Ini salah satu mimpi gue sejak di bangku sekolah sih, Riez
Udah gw selamatkan.. Makanya baca bismillah dulu
Saya juga pernah mendengar mengenai project menarik ini …
365 foto dalam setahun … i.e … sehari satu foto …
Pernah terbersit keinginan untuk melakukannya …
Tetapi saya urung kan …
Soalnya saya kan orangnya pemalu … (hehehehe)
kalo pemalu, suruh orang lain aja yang moto Mas
Oh iya satu lagi …
Saya termasuk yang terbius dengan DSLR …
Canon 1000D .. the rebel …
Terbius karena … anggapan …
“Keknya keren punya kamera gede yang bermoncong panjang deh …”
Tapi ternyata …
Kalau dasarnya ndak bisa moto …
hasilnya ya sama saja dengan yang Pocket … atau bahkan yang dari HP hehehehe
Salam saya
Pada akhirnya memang man behind the camera juga yang menentukan ya Mas
Makasih ya mas udah mampir
seneng poto2 tapi gak suka di poto
Hmmm unusual
saya belum kepikir pakai DSLR, soalnya masih jeprat jepret ribet begitu jadi masih setia dengan kamdig saku biar praktis, wah bagus tuh satu foto=365hari bisa langsung profesional dodh…

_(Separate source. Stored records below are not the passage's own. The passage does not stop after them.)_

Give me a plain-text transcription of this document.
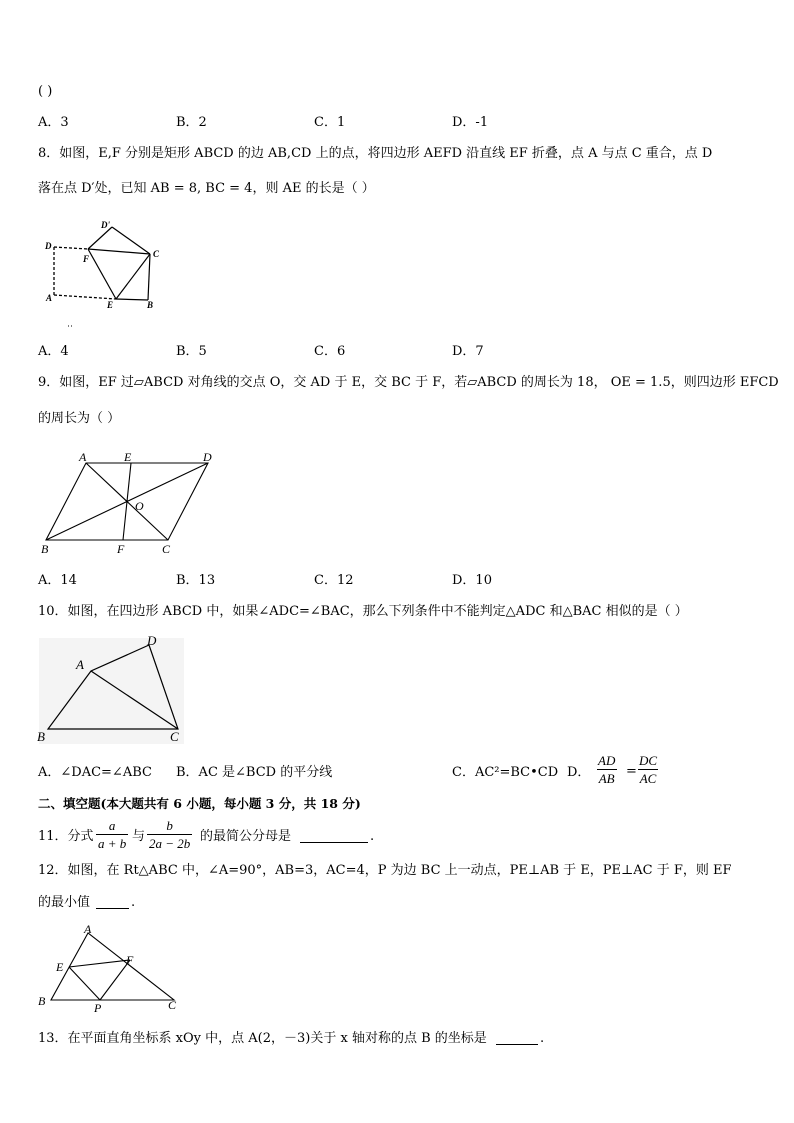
( )
A．3	B．2	C．1	D．-1
8．如图，E,F 分别是矩形 ABCD 的边 AB,CD 上的点，将四边形 AEFD 沿直线 EF 折叠，点 A 与点 C 重合，点 D
落在点 D′处，已知 AB = 8, BC = 4，则 AE 的长是（ ）
D'
D
F	C
A
E	B
A．4	B．5	C．6	D．7
9．如图，EF 过▱ABCD 对角线的交点 O，交 AD 于 E，交 BC 于 F，若▱ABCD 的周长为 18， OE = 1.5，则四边形 EFCD
的周长为（ ）
A	E	D
O
B	F	C
A．14	B．13	C．12	D．10
10．如图，在四边形 ABCD 中，如果∠ADC=∠BAC，那么下列条件中不能判定△ADC 和△BAC 相似的是（ ）
D
A
B	C
A．∠DAC=∠ABC B．AC 是∠BCD 的平分线	C．AC²=BC•CD D． $\frac{AD}{AB} = \frac{DC}{AC}$
二、填空题(本大题共有 6 小题，每小题 3 分，共 18 分)
11．分式 $\frac{a}{a + b}$ 与 $\frac{b}{2a - 2b}$ 的最简公分母是	.
12．如图，在 Rt△ABC 中，∠A=90°，AB=3，AC=4，P 为边 BC 上一动点，PE⊥AB 于 E，PE⊥AC 于 F，则 EF
的最小值	.
A
E	F
B	P	C
13．在平面直角坐标系 xOy 中，点 A(2，－3)关于 x 轴对称的点 B 的坐标是	.
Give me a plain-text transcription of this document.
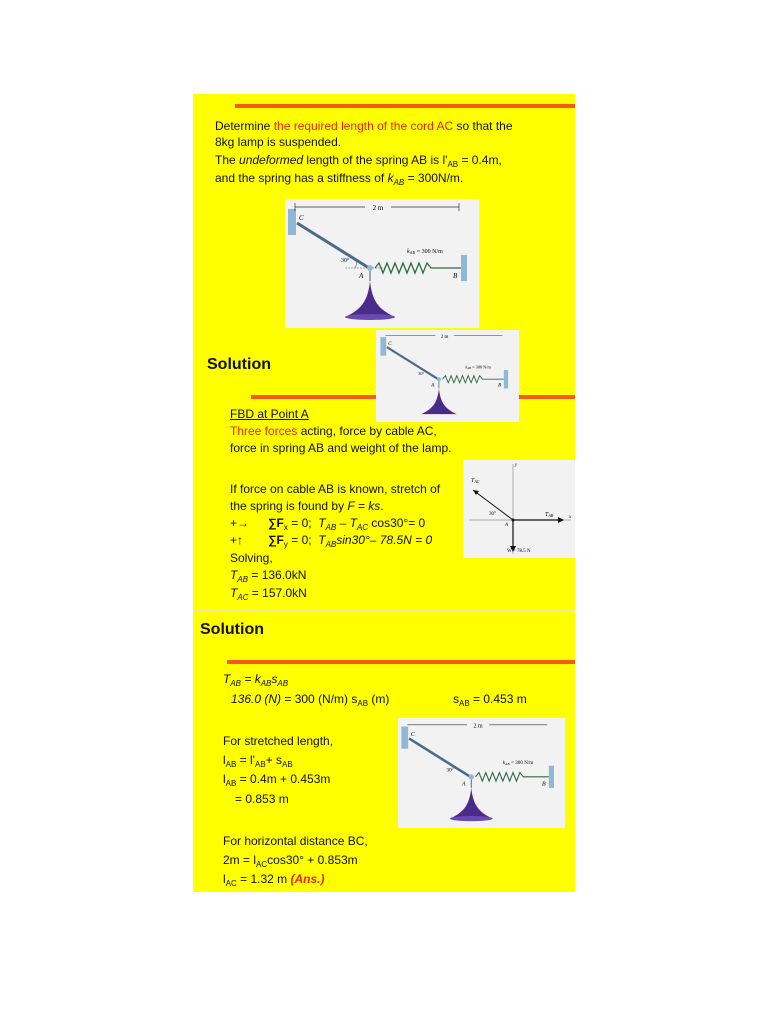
Determine the required length of the cord AC so that the
8kg lamp is suspended.
The undeformed length of the spring AB is $l'_{AB} = 0.4m$,
and the spring has a stiffness of $k_{AB} = 300N/m$.
2 m
C
A	B
30°
kAB = 300 N/m
Solution
2 m
C
A	B
30°
kAB = 300 N/m
FBD at Point A
Three forces acting, force by cable AC,
force in spring AB and weight of the lamp.
TAC
TAB
W = 78.5 N
30°
A
x
y
If force on cable AB is known, stretch of
the spring is found by F = ks.
+→ $\sum F_x = 0$; $T_{AB} - T_{AC}$ cos30°= 0
+↑ $\sum F_y = 0$; $T_{AB}\sin 30^\circ-$ 78.5N = 0
Solving,
$T_{AB} = 136.0kN$
$T_{AC} = 157.0kN$
Solution
$T_{AB} = k_{AB}s_{AB}$
136.0 (N) = 300 (N/m) $s_{AB}$ (m)	$s_{AB} = 0.453$ m
2 m
C
A	B
30°
kAB = 300 N/m
For stretched length,
$l_{AB} = l'_{AB}+ s_{AB}$
$l_{AB} = 0.4m + 0.453m$
= 0.853 m
For horizontal distance BC,
$2m = l_{AC}\cos 30^\circ + 0.853m$
$l_{AC} = 1.32$ m (Ans.)
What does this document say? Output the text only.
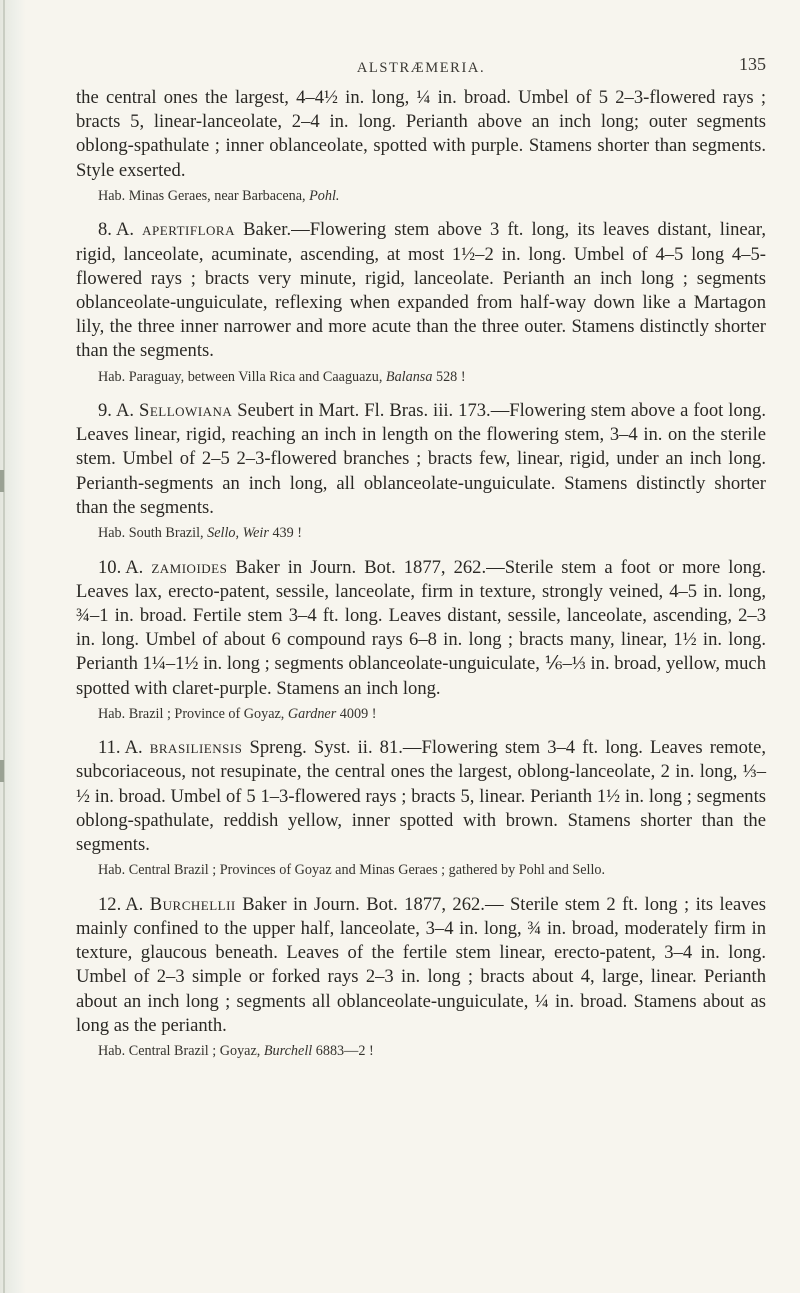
ALSTRÆMERIA.	135

the central ones the largest, 4–4½ in. long, ¼ in. broad. Umbel of 5 2–3-flowered rays ; bracts 5, linear-lanceolate, 2–4 in. long. Perianth above an inch long; outer segments oblong-spathulate ; inner oblanceolate, spotted with purple. Stamens shorter than segments. Style exserted.

Hab. Minas Geraes, near Barbacena, Pohl.

8. A. apertiflora Baker.—Flowering stem above 3 ft. long, its leaves distant, linear, rigid, lanceolate, acuminate, ascending, at most 1½–2 in. long. Umbel of 4–5 long 4–5-flowered rays ; bracts very minute, rigid, lanceolate. Perianth an inch long ; segments oblanceolate-unguiculate, reflexing when expanded from half-way down like a Martagon lily, the three inner narrower and more acute than the three outer. Stamens distinctly shorter than the segments.

Hab. Paraguay, between Villa Rica and Caaguazu, Balansa 528 !

9. A. Sellowiana Seubert in Mart. Fl. Bras. iii. 173.—Flowering stem above a foot long. Leaves linear, rigid, reaching an inch in length on the flowering stem, 3–4 in. on the sterile stem. Umbel of 2–5 2–3-flowered branches ; bracts few, linear, rigid, under an inch long. Perianth-segments an inch long, all oblanceolate-unguiculate. Stamens distinctly shorter than the segments.

Hab. South Brazil, Sello, Weir 439 !

10. A. zamioides Baker in Journ. Bot. 1877, 262.—Sterile stem a foot or more long. Leaves lax, erecto-patent, sessile, lanceolate, firm in texture, strongly veined, 4–5 in. long, ¾–1 in. broad. Fertile stem 3–4 ft. long. Leaves distant, sessile, lanceolate, ascending, 2–3 in. long. Umbel of about 6 compound rays 6–8 in. long ; bracts many, linear, 1½ in. long. Perianth 1¼–1½ in. long ; segments oblanceolate-unguiculate, ⅙–⅓ in. broad, yellow, much spotted with claret-purple. Stamens an inch long.

Hab. Brazil ; Province of Goyaz, Gardner 4009 !

11. A. brasiliensis Spreng. Syst. ii. 81.—Flowering stem 3–4 ft. long. Leaves remote, subcoriaceous, not resupinate, the central ones the largest, oblong-lanceolate, 2 in. long, ⅓–½ in. broad. Umbel of 5 1–3-flowered rays ; bracts 5, linear. Perianth 1½ in. long ; segments oblong-spathulate, reddish yellow, inner spotted with brown. Stamens shorter than the segments.

Hab. Central Brazil ; Provinces of Goyaz and Minas Geraes ; gathered by Pohl and Sello.

12. A. Burchellii Baker in Journ. Bot. 1877, 262.— Sterile stem 2 ft. long ; its leaves mainly confined to the upper half, lanceolate, 3–4 in. long, ¾ in. broad, moderately firm in texture, glaucous beneath. Leaves of the fertile stem linear, erecto-patent, 3–4 in. long. Umbel of 2–3 simple or forked rays 2–3 in. long ; bracts about 4, large, linear. Perianth about an inch long ; segments all oblanceolate-unguiculate, ¼ in. broad. Stamens about as long as the perianth.

Hab. Central Brazil ; Goyaz, Burchell 6883—2 !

hahaha amin Mam.. amin. Tapi step by step kali yak
saia gak terlalu suka foto ataupun difoto……hehehe
tapi, saia numpang baca bwt referensi adik saia yg mau beli kamera….. :)
terima kasih sudah mampir
Ni blog tentang fotografi yac????
== http://indofilm2010.blogspot.com ==
blog gado-gado
umm.. jadi kepengen kamera baru
beli dongs.. beli
pak dhodie semoga masih kenal saya . .
saya syaiful anwar . . murid bimbel antum di alaw.
Hei hei hei murid saya ada yang nongol juga
Tentu masih kenal. Keep silaturahim ya
selamat mengejar target
Makasih om
harganya gek berapa?
Sekitar 5 jutaan, Om
kamu pasti bisa 1 hari 1 foto…
Byk objek disekitar yang menarik tuk dijadikan objek bidikan kameramu, ya… kalo mentok bisa foto diri sendiri hehehe…. dijadiin model pribadi
Narsis dong jadinya
pendamping benerannya siapa kak? upssssss….
Doain aja Li
p cabar om……hehhe
semangat y
salam hangat dari blue
Kabar baik blue.. Makasih ya
saya mampir….
Makasih
kapan2 foto Mie Janda donk hehehe
Tawaran yang sangat menarik Kang
wah kameranya keren…
Tapi mahal sangat sih Om (cry)
harganya berapa Pak??
Tuh ada di atas, Jo
kenapa mulai tanggal 25 ?
hehehe, wong aku mulai baru tanggal 14 kemaren juga ding :p
fentyshots.posterous.com ya, dod ^^
Supaya ada persiapan aja Fen hehe..
Sip sip, nanti kalau saya sudah start kita bisa saling mengunjungi yak
Semoga bisa konsisten selama satu tahun ke depan…
Mantep kameranya, harus mantep pula hasilnya kan ya?
Amiin… semua tetap dalam proses Mba
potografi
hobi yang menghasilkan
Ada catatannya: kalau kita pun bisa profesional di situ
kok tumblrnya gak bisa dibuka dari sini?